Nel dettaglio, il Piano punta su nuove tecnologie e analisi dei dati, ma all’atto pratico si limita a menzionare l’invio delle «comunicazioni di invito alla compliance», funzionali al ravvedimento operoso del contribuente e già previste dalla legge di stabilità 2015, nonché un generico «potenziamento» dell’attività di controllo e la ricerca di una sua maggiore efficacia: auspici più che azioni concrete. Si menziona, poi, la dichiarazione annuale precompilata Iva come strumento di rafforzamento della compliance e riduzione della possibilità di errori: ma il problema non è ridurre gli errori involontari, quanto far emergere basi imponibili occultate all’erario, e sotto questo profilo non si vede come possa incidere la dichiarazione Iva precompilata, che sarà predisposta sulla base di dati noti e presenti a sistema (come le fatture elettroniche). Lo stesso dicasi per l’«interoperabilità» delle banche dati: anche qui si tratta di un proponimento tante volte enunciato, ma mai attuato. E ancora, generici riferimenti a una più efficace selezione dei contribuenti da controllare e richiami a intelligenza artificiale e machine learning. Di concreto, vi è solo la prospettata assunzione di funzionari esperti nel trattamento dei dati.
Il Piano si affida alla tecnologia come se l’evasione potesse essere combattuta dalle “macchine”, non dedicando nemmeno un cenno alla microevasione di massa degli autonomi, tema finito, dopo l’abolizione degli studi di settore, sotto il tappeto (e lì destinato a restare).

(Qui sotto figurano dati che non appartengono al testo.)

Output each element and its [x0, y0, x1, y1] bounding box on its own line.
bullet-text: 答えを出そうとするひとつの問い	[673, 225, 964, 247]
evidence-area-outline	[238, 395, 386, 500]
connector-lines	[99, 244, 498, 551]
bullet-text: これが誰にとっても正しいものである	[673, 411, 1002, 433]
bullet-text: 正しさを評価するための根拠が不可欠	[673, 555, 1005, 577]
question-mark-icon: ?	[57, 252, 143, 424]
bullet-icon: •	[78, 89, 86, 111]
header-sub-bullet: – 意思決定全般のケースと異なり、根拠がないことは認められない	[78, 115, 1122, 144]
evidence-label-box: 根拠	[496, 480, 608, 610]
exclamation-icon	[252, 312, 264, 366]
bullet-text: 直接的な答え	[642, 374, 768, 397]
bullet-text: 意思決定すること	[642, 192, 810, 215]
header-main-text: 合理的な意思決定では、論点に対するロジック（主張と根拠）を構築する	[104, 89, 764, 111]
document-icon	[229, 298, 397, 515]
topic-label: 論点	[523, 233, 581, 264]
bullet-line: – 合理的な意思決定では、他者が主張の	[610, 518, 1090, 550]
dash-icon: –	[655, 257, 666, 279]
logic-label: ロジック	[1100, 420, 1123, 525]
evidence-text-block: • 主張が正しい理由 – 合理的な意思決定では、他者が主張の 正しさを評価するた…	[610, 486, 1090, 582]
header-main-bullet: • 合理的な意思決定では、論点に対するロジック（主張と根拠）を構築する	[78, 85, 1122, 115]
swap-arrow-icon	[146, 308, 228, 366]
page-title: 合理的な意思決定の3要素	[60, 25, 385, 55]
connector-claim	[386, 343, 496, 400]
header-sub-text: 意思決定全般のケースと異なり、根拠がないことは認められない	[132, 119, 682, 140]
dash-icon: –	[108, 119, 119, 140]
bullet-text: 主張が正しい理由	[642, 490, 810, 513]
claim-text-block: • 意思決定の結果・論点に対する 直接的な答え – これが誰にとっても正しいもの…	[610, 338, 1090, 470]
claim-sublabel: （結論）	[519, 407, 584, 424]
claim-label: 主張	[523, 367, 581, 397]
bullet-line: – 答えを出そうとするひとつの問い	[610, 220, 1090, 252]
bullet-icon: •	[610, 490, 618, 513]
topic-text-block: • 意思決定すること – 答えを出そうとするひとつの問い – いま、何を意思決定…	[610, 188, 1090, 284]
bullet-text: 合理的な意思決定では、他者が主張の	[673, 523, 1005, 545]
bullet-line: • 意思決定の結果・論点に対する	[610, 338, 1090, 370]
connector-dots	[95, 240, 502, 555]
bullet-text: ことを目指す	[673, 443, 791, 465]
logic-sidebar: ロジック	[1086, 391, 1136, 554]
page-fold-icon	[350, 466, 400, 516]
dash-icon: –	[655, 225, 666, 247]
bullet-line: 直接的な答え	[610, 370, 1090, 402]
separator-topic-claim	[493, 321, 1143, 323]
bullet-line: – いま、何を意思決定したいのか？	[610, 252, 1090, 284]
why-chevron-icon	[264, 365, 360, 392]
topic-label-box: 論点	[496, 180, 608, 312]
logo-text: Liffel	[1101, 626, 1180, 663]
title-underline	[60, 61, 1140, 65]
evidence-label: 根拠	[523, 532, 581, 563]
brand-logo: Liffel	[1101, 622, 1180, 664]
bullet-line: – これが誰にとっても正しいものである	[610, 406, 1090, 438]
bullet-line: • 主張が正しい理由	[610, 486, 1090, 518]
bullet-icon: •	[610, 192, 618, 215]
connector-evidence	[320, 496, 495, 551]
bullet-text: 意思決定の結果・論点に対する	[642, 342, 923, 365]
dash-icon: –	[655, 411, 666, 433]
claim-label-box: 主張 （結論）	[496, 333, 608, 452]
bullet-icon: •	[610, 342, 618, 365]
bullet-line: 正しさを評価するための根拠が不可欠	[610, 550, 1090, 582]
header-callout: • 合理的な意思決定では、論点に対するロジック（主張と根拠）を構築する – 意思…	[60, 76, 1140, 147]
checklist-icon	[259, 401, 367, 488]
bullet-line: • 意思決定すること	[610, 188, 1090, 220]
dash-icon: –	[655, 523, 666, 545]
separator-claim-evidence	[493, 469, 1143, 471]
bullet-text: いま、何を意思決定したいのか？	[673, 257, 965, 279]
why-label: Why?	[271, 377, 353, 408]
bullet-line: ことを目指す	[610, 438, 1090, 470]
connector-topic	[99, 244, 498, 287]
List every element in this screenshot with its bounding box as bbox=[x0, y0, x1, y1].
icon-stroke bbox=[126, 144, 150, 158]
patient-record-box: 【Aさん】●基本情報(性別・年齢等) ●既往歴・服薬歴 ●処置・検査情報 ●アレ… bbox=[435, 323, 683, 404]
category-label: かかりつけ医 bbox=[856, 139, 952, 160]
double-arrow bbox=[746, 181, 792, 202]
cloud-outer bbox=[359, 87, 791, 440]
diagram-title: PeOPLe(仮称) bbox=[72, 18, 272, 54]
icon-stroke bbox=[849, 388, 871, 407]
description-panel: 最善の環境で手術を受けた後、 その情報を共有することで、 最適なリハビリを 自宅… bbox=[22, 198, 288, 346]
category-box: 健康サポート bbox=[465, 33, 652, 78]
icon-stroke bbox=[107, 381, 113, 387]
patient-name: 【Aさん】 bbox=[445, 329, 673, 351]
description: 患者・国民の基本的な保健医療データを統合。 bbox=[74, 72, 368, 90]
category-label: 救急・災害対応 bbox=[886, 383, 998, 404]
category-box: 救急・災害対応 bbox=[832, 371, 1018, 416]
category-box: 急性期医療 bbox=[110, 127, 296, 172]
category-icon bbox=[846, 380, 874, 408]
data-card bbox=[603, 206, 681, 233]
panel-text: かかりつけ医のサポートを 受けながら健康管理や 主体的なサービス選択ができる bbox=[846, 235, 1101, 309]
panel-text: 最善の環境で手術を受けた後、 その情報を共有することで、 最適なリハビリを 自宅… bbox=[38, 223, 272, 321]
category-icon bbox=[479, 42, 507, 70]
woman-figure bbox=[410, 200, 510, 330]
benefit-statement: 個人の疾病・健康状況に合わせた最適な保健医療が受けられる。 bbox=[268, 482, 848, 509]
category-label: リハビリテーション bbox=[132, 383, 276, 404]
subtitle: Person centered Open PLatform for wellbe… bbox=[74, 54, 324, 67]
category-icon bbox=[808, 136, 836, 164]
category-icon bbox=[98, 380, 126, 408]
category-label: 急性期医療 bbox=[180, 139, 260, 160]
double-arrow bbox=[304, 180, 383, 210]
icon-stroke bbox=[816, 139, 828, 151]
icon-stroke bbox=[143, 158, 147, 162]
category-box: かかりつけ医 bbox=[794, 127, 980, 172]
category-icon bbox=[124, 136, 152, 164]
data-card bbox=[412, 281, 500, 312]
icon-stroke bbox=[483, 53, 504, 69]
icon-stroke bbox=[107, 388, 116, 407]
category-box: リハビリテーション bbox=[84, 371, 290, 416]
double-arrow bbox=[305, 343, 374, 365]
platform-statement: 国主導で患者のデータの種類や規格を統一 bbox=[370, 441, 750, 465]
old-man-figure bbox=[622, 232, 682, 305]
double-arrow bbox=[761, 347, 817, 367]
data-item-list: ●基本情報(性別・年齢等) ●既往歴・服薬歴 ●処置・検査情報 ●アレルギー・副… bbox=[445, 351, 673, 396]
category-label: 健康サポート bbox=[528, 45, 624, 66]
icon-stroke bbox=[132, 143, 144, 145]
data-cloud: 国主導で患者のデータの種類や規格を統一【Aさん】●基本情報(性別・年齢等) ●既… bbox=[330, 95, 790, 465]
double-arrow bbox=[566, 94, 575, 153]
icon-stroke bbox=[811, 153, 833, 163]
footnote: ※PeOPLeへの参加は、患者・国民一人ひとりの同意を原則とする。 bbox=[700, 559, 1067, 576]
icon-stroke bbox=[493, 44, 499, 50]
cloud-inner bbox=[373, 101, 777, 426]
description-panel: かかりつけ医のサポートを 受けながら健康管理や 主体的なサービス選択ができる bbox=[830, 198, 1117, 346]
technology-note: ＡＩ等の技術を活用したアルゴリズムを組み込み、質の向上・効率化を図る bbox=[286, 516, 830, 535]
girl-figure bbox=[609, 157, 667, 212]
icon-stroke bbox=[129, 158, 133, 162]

Come detto, il Piano non si confronta con l’evasione da riscossione e il mancato pagamento di imposte dichiarate e non versate o di debiti accertati. Eppure, la recente riproposizione del provvedimento di cancellazione delle cartelle, con estensione dello stralcio a quelle di importo fino a 5 mila euro, avrebbe dovuto far riflettere. Dietro ai provvedimenti di stralcio di debiti tributari vi sono ragioni apparenti e ragioni taciute, su cui occorrerebbe intervenire. È stato detto, per giustificare lo stralcio, che si tratterebbe di debiti prescritti nonché in grandissima parte inesigibili, e che dunque la cancellazione avrebbe solo l’effetto di una pulizia contabile. Questa è però una rappresentazione parziale della realtà, che nasconde i mali oscuri della riscossione. Sul versante della prescrizione, ad esempio, l’Agente della Riscossione non si cura di compiere atti che ne interrompano il decorso, ritenendo che debba provvedere l’Agenzia delle Entrate, che però a sua volta non si attiva, avendo “affidato” i carichi all’Agente. Rischiano così di permanere nel “magazzino crediti” pretese che lo stesso creditore non sa se siano o meno prescritte; di tale situazione approfittano studi professionali che impugnano strumentalmente e in modo seriale estratti di ruolo, ottenendo la condanna alle spese dell’Amministrazione, per importi rilevanti.
D’altra parte, la quota (45%) che nelle statistiche ufficiali viene riferita ai carichi per cui sono già state svolte azioni esecutive infruttuose, rappresenta in realtà un’inesigibilità solo virtuale, dipendendo anche dai vincoli posti dalla legge alla pignorabilità dei beni del contribuente e al fatto che l’Agente non si avvale dell’anagrafe dei rapporti finanziari e non effettua pignoramenti presso terzi se non per le “morosità rilevanti”.
Ora, anziché intervenire su tali inefficienze, il legislatore ha negli ultimi anni avuto un atteggiamento rinunciatario, preferendo indiscriminati provvedimenti di abbuono doppiamente dannosi, giacché una parte dei crediti stralciati è in realtà esigibile, mentre sempre nuovi condoni creano incentivi perversi mettendo a repentaglio compliance e gettito futuri. Su questo tema il Pnnr rischia di rivelarsi un’occasione perduta.